They set to work in earnest then, passing equipment back and forth with little or no conversation, as though they were a single organism. Four hands and one brain. That was what Radek loved best about working with Rodney; for a moment, he forgot that he was trapped in a flying coffin, propelled only by their momentum.

"How's it coming, guys," Sheppard asked a few minutes later.

"A few minutes more," Rodney said. "This isn't as easy as it looks, you know."

"Uh, guys, I don't think we have a few minutes."

Radek peered past Sheppard through the viewport. The stargate was coming up fast. Without power they had no means of maneuvering, so there was little to no chance the jumper would thread the needle of the gate, and if they hit the rim at this speed, they wouldn't have to worry about the jumper problems any longer. The explosive properties of the naquadah would take care of that, and them too.

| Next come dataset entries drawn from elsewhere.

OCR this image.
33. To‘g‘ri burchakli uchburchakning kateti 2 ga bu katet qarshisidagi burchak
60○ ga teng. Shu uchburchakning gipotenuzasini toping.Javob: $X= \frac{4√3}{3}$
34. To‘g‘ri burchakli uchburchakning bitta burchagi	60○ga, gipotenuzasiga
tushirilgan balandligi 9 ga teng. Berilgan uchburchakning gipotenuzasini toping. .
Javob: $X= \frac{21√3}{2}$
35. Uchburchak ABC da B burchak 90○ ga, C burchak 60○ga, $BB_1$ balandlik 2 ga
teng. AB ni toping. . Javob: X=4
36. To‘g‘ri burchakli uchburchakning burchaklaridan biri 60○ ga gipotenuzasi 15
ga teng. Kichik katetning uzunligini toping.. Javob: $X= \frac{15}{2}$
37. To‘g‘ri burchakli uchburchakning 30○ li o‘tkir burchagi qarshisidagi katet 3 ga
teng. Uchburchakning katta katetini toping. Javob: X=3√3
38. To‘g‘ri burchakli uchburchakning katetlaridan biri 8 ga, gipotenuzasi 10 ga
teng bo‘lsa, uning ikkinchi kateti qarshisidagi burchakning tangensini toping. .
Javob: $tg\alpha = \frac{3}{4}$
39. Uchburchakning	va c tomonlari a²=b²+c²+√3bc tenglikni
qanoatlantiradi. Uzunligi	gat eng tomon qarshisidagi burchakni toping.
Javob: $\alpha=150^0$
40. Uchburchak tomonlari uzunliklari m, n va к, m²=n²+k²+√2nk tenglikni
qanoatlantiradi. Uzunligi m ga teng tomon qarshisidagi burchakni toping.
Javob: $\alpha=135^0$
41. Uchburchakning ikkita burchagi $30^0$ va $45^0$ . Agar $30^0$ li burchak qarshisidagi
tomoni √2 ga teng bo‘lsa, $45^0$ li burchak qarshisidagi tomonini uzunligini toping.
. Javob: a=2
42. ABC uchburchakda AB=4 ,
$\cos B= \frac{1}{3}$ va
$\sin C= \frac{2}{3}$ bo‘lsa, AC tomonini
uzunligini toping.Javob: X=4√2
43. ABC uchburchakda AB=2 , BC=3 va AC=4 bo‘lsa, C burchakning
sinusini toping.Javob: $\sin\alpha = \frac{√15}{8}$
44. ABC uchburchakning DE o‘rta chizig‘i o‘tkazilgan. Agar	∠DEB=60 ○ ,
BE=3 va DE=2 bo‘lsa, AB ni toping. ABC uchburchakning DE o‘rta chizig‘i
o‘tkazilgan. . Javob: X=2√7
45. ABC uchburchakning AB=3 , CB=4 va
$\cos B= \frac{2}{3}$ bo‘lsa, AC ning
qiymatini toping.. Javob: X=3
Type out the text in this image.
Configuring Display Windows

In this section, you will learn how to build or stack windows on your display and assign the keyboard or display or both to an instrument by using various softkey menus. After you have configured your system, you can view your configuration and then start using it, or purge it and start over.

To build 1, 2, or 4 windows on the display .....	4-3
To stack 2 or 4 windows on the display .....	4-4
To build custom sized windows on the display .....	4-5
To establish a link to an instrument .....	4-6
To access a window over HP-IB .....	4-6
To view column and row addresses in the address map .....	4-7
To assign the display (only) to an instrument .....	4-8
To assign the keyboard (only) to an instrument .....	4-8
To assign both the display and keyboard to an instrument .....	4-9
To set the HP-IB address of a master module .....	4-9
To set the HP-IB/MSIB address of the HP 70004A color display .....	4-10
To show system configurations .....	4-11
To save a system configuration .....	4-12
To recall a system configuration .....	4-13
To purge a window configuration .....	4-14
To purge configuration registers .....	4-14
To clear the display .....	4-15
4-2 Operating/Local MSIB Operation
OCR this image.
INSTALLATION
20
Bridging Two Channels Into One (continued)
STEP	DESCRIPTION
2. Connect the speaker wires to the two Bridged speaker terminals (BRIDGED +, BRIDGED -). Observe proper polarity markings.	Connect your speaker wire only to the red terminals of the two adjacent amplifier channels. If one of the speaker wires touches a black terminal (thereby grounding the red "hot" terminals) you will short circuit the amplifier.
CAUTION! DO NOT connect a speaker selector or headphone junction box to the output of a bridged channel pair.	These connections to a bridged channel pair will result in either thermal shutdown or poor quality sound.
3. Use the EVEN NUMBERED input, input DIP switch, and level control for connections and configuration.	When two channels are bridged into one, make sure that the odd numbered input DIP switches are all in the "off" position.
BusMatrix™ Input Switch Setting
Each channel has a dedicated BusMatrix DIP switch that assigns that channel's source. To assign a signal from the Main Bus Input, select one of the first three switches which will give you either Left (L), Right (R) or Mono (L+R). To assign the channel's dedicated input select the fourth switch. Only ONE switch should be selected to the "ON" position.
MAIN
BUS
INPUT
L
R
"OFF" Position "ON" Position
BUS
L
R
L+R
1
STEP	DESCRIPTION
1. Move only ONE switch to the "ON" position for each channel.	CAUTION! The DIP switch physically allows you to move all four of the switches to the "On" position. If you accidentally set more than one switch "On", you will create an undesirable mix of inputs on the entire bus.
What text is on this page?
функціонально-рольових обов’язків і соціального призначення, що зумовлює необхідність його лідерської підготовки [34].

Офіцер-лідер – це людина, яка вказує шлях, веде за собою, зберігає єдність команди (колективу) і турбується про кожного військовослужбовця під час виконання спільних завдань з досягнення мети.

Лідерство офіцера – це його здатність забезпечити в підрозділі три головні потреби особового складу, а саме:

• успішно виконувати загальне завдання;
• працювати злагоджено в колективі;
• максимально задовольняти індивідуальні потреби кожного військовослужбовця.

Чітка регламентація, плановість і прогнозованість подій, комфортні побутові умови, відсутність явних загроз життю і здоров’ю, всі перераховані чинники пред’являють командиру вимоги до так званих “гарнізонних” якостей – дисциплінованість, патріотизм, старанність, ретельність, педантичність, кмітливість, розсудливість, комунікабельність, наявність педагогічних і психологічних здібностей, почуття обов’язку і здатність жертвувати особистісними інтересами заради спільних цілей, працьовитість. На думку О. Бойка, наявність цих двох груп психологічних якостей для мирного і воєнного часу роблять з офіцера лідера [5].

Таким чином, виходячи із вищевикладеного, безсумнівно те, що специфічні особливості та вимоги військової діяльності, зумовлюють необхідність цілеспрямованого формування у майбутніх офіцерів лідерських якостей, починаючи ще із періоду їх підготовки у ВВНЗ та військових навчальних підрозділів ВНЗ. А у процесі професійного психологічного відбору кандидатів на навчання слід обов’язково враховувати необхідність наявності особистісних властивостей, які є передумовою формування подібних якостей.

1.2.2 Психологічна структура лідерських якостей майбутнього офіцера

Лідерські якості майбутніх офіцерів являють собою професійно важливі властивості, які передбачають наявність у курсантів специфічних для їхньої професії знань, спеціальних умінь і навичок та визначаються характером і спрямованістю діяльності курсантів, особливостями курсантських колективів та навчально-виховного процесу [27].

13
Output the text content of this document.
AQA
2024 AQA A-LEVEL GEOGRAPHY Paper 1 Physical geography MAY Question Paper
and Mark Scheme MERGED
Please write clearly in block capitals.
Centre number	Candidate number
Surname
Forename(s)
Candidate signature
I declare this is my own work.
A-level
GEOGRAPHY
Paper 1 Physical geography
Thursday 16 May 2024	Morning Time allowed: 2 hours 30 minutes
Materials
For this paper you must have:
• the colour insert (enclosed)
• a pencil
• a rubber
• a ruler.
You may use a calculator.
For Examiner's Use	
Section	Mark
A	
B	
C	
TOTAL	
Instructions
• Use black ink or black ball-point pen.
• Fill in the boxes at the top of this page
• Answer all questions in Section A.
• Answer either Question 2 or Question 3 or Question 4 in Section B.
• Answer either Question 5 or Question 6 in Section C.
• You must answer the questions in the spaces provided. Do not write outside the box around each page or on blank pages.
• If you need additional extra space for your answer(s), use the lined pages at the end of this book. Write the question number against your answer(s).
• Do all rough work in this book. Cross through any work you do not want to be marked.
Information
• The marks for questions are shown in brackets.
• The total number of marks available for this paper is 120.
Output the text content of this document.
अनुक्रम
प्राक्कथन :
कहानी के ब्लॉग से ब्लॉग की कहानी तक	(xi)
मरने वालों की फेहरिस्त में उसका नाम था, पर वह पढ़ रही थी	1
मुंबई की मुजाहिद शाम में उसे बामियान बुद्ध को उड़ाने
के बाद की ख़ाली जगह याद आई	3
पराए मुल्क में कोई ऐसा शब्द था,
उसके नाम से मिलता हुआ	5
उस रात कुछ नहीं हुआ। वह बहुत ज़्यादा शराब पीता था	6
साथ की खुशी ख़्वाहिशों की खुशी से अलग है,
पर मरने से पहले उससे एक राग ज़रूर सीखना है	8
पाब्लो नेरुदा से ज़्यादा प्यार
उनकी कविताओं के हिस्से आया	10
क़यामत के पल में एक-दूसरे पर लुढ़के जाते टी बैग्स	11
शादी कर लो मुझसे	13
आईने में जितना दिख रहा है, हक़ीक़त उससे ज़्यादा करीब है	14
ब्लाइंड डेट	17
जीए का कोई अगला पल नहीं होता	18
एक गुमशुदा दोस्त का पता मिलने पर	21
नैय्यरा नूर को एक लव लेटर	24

Radek scrambled to get the last of the crystals into the right slot, shouting "Now!" as it clicked into place, and with a whoosh of the stargate's vortex they were home.

He felt limp once they had opened the rear door and his adrenaline had drained away, and sagged onto the bench in the back of the jumper. The rear compartment was a mess. He should get up and start stowing the equipment; some of it was too valuable to be left lying about for just anyone to handle, and it had taken him a week's work to calibrate the hand-held oscilloscope to his liking. If nothing else, he should at least get up and go to the debriefing.

But he was still sitting there an hour later, too lethargic to do anything, when Rodney bounded up the ramp and dropped onto the seat next to him. "What on earth are you still doing here? Elizabeth was asking about you."

Radek rubbed his eyes, pushing the tips of his fingers up under his glasses. Rodney slid in close and massaged the pressure point at the base of his skull with one thumb. In the quiet of the jumper bay he felt a measure of peace, but Rodney, apparently still riding his adrenaline high, didn't stay still for long, immediately beginning to coil one of the half-dozen cables they had used in their frantic attempts to fix the jumper. And as he picked up a second, he turned to Radek suddenly and said, "That was something out there today, huh. Wasn't it something?"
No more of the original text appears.